T HE next day, while the swineherd was making the breakfast ready, Ulysses heard a step outside, and because the dogs did not bark, he said: "Friend, here comes some one whom you know, for the dogs do not bark." And while he was still speaking, Telemăchus stood in the doorway. It should be told that he had landed from his ship at the nearest place that there was to the swineherd's cottage, for he knew that he was a good man and true.
When the swineherd saw Telemăchus, he dropped the bowl that he had in his hand, for he was mixing some wine with hot water for him and his guest to drink with their breakfast, and ran to him, and kissed his head, and his eyes, and his hands. As a father kisses an only son who comes back to him after being away for ten years, so did the swineherd kiss Telemăchus. The beggar, for such Ulysses seemed to be, rose from his place, and would have given it to the young man. But Telemăchus would not take it. So they three sat down, and ate and drank. And when they had finished, the young man said to the swineherd: "Who is this?" The swineherd answered: "He is a stranger, who has asked me for help. But now I pass him over to you, for you are my master, and I am your servant."
"Nay," said Telemăchus, "this cannot be. You call me master; but am I master in my own house? Do not the Suitors devour it? Does not even my mother doubt whether she will not forget the great Ulysses who is her husband, and follow one of these men? I will give this stranger food and clothes and a sword; but I will not take him into my house, for the Suitors are there, and they are haughty and insolent."
Ulysses heard the two talking, and he said: "But why do you bear with these men? Do the people hate you, that you cannot punish these insolent fellows as they deserve? Have you no kinsman to help you? I would sooner die than see such shameful things done in my house."

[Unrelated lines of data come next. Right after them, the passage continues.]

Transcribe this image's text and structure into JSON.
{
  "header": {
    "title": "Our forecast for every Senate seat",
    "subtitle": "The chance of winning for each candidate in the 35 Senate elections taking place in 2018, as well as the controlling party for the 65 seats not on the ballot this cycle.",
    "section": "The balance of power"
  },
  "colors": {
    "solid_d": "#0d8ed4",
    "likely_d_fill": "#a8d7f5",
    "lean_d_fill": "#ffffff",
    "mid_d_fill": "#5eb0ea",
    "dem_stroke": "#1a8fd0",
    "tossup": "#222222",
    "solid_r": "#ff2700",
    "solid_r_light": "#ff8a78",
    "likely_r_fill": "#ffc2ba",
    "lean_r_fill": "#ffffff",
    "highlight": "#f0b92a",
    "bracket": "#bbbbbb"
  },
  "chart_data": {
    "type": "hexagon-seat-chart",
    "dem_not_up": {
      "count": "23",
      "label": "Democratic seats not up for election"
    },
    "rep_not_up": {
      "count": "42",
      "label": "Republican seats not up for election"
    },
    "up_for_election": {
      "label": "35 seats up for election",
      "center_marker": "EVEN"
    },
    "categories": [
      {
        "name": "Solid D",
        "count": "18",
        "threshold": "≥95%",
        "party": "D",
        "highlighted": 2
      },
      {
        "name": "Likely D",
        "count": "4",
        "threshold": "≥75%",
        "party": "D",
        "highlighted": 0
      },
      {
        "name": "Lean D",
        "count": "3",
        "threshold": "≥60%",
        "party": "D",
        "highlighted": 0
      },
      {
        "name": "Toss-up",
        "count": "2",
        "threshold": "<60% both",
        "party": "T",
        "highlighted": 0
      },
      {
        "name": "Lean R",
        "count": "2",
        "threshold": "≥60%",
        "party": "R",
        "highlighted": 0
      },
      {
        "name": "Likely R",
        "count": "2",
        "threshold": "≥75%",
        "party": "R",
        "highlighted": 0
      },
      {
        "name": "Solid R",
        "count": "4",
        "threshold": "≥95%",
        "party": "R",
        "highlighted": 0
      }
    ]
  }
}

Telemăchus answered: "My people do not hate me, but they are very slow to help. As for kinsmen, I have none. For my grandfather, Laertes, was an only son, and so was my father Ulysses, and I myself have neither brother nor sister. So I have no one to stand by me, and these wicked men spoil my goods, with none to stop them, ay, and they even seek to kill me."
Then he said to the swineherd: "Go to my mother the queen, and tell her that I have come back safe. But see that no one hears you; and I will stay here till you return."
So the swineherd departed. And when he was gone, there came the goddess Athené, and she had the likeness of a tall and fair woman. Telemăchus did not see her, for it is not every one who can see the gods; but Ulysses saw her, and the dogs saw her, and whimpered for fear. She made a sign to Ulysses, and he went out of the house. Then she said: "Do not hide yourself from your son; tell him who you are, and plan with him how you may slay the Suitors. And remember that I am with you to help you."
Then she touched him with her golden wand. And all at once he had a new tunic and a new coat. Also he became taller and more handsome, and his cheeks grew rounder, and his hair and his beard grew darker. Having done this, she went away, and Ulysses went again into the cottage. Much did Telemăchus marvel to see him, and he cried:—
"Stranger, you are not the same that you were but a few moments ago. You have different clothes, and the colour of your skin is changed. Can it be that you are a god and not a man?"
"I am no god," said Ulysses; "I am your father, the father for whom you have been looking."
But Telemăchus could not believe what he said. "You cannot be my father," he answered. "No man could do what you have done, making yourself old and young as you please, and changing your clothes this way. Just now you were a shabby beggar, and now you are as one of the gods in heaven."
Ulysses answered: "Ay, but it is in very truth your father who has come back to his home after twenty years. As for what you so wonder at, it is Athené's work; it is she who makes me at one time like an old beggar in shabby clothes, and at another like a young prince, richly clad."
When he had said this he sat down, and Telemăchus threw his arms round his father's neck and shed many tears. After a while Telemăchus said to his father: "Tell me now, father, how you came back."
Ulysses said: "The Phaeacians brought me in a ship, and set me down on the shore of this island, and they brought many things with me, handsome presents that were made to me. These have I hidden in a cave. But now let us plan how we may slay these Suitors. Tell me how many there are of them. Should we make war upon them ourselves, or shall we get others to help us?"
Telemăchus said: "My father, you are, I know, a great warrior, but this thing we cannot do. These men are not ten, or twice ten, but more than a hundred. And they have a herald and a minstrel, and certain attendants."
Then said Ulysses:
While they were still talking, the swineherd came back from the city. But before he came into the house, Athené changed Ulysses back again into the shape of the old beggar man, for it was not well that he should know the truth until everything was ready.
Telemăchus said to him: "Have you brought back any news from the city? Have the Suitors who went out in a ship to kill me come back, or are they still watching for me?"
The swineherd said: "I cannot tell you this for a certainty. I thought it better to ask no questions in the city. But I saw a ship coming into the harbour, and I saw a number of men in it who had shields and spears. It may be that these were the Suitors, but I am not sure."
Then Telemăchus looked at Ulysses, but he was careful not to meet the eye of the swineherd.